The ‘Castalia’ was named after Lady Granville
who launched the ship in June 1874. It was designed by Captain
Dicey who was convinced of the trustworthiness and stability
of the catamaran design, based on his observations of native
canoes and catamarans while he was Harbour Master in Calcutta.
The ship was in effect two half hulls joined together by girders
and with paddle wheels between the hulls. She was the largest
ship yet built for the Channel service, measuring some 290ft
by 60ft with a gross tonnage of 1,553. It was her unusually
wide beam that Captain Dicey hoped would be the answer to
the problems of seasickness that plagued cross-Channel passengers.
The ‘Castalia’ was designed to carry 700 passengers and, because
manoeuvring in Calais harbour was so difficult, the ship was
double ended so that it would be unnecessary to turn round.

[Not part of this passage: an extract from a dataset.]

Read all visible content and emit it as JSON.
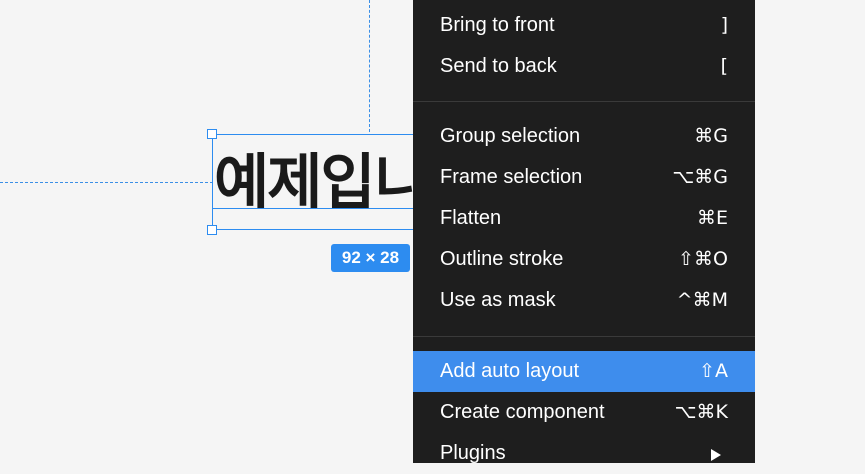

Although the ‘Castalia’ was owned by the English Channel Steamship
Company, the London, Chatham
and Dover Railway
encouraged them and were keen to monitor
performance. She arrived in Dover in October 1874 but had
to return to London the following month to have new boilers
and paddles fitted as her speeds on trial were nothing like
as high as were expected.
In June 1875 she returned to Dover and her first crossing
to Calais was encouraging enough for her to start a regular
service in August. Her crossing speeds were still far too
slow, which meant that she had to leave Dover or Calais before
the arrival of the mail train, causing passengers wishing
to travel on the ship considerable inconvenience. She thus
carried fewer passengers than she might otherwise have done
and was not a financial success. After a short working life
she was withdrawn at the end of October 1876 and, after a
few years lying idle, she was sold in 1883 and ended her days
as a hospital for infectious diseases on the Thames.